Garder intacte la capacité d'écoute. Pour Claire Mestre, psychiatre et anthropologue, qui a créé à Bordeaux une consultation spécialisée dans l'accueil des migrants, cette exigence représente une des clés du travail qu'elle mène depuis vingt ans pour soulager les traumatismes de l'exil.
Sur les murs de sa salle de consultation à l'hôpital Saint-André, une large planisphère, une carte détaillée des conflits au Caucase, des photos d'Afrique.

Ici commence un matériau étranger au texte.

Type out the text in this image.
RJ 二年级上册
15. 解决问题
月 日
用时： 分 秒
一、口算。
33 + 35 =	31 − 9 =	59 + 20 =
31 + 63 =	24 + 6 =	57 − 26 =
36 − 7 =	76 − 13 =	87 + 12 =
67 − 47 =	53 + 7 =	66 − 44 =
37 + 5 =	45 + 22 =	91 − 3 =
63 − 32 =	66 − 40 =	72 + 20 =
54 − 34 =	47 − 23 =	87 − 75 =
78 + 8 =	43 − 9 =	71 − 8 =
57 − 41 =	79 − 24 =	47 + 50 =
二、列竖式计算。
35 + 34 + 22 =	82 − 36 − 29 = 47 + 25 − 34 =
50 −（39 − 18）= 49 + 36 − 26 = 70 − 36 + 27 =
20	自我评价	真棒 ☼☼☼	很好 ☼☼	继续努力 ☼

Dans cette pièce colorée, des hommes, des femmes et de plus en plus d'adolescents isolés viennent déposer un peu du fardeau qui est le leur: de lourds traumatismes psychiques ou des dépressions graves, liés à des parcours migratoires empreints de souffrances physiques, d'errance, d'abus sexuels, d'isolement affectif, de répression politique et parfois même de torture.
En face d'eux, Claire Mestre, 51 ans. Brillante interniste, elle s'est vite sentie "à l'étroit" dans la médecine et a fait le choix de suivre "plusieurs chemins", la psychiatrie et l'anthropologie notamment, qui l'ont conduite dès 1994, "avec de tout petits moyens", à former une équipe pluridisciplinaire pour donner corps à cette consultation d'ethnopsychiatrie devenue au fil des ans une référence.
Chaque jour, entourée de son équipe de psychologues, interprètes, anthropologues, elle pénètre dans l'envers de ce que les mots génériques "immigration", "sans-papiers", "demandeurs d'asile" semblent avoir banalisé: des parcours humains chaotiques, marqués d'épisodes à la violence souvent insoutenable.